Współwystępowanie celiakii u chorych na mukowiscydozę

Cystic fibrosis (CF) is the most common autosomal recessive genetic disease in Caucasians. CF is caused by a mutation in the CFTR gene (cystic fibrosis transmembrane conductance regulator), which is located on the long arm of chromosome 7. The product of this gene - CFTR protein - is a chloride ion channel. CFTR mutations result in the lack of functional protein what leads to the accumulation of viscous mucus in many organs. Therefore, the major manifestation is related to respiratory and gastrointestinal systems. Celiac disease (CD) is an autoimmune disorder of the small intestine and is caused by an excessive immunological reaction to gluten. In classical from, CD symptoms comprise chronic diarrhoea, growth retardation, weight deficit, lack/loss of apetite, edemas, rickets, frequent respiratory infections and psychomotor retardation.
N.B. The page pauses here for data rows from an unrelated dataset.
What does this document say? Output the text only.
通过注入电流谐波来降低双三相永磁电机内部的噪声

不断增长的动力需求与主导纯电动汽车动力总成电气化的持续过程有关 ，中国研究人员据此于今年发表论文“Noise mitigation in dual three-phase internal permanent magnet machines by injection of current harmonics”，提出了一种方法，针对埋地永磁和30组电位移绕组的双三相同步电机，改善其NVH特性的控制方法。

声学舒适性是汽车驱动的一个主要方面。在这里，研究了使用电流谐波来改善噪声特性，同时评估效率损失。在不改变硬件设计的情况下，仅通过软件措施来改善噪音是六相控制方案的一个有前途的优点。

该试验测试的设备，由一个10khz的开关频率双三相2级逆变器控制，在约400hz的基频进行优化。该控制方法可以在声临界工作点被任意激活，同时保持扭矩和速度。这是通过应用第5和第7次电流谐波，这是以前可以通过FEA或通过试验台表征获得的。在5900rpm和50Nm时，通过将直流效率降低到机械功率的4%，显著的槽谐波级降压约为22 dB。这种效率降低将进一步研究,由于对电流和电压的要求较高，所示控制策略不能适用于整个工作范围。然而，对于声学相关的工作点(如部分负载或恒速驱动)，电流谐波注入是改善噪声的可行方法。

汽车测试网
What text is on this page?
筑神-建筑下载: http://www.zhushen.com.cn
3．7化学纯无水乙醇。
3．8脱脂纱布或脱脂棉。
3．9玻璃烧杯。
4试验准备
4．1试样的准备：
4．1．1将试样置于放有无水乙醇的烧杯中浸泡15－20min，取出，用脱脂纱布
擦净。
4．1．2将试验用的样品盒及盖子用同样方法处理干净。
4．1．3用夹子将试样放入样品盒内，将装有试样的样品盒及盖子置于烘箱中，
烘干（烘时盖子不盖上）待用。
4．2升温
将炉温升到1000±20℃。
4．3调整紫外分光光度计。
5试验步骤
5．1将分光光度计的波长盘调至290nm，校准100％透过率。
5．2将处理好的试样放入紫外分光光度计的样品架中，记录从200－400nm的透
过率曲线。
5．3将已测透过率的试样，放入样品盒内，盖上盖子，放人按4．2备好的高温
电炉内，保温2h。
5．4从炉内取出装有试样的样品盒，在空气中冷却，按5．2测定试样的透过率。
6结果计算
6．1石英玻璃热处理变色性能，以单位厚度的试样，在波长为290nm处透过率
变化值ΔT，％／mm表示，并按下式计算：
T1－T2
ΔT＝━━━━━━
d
However, non-classical form with milder manifestation is far more frequent. Several symptoms described above may appear both in CD and CF. Therefore, these two clinical entities were commonly mixed in the past. The introduction of new diagnostic methods, molecular gene analysis among them, facilitated making proper diagnosis. In the present paper, the basic description of CF and CD has been given and their coexistence has been presented and discussed.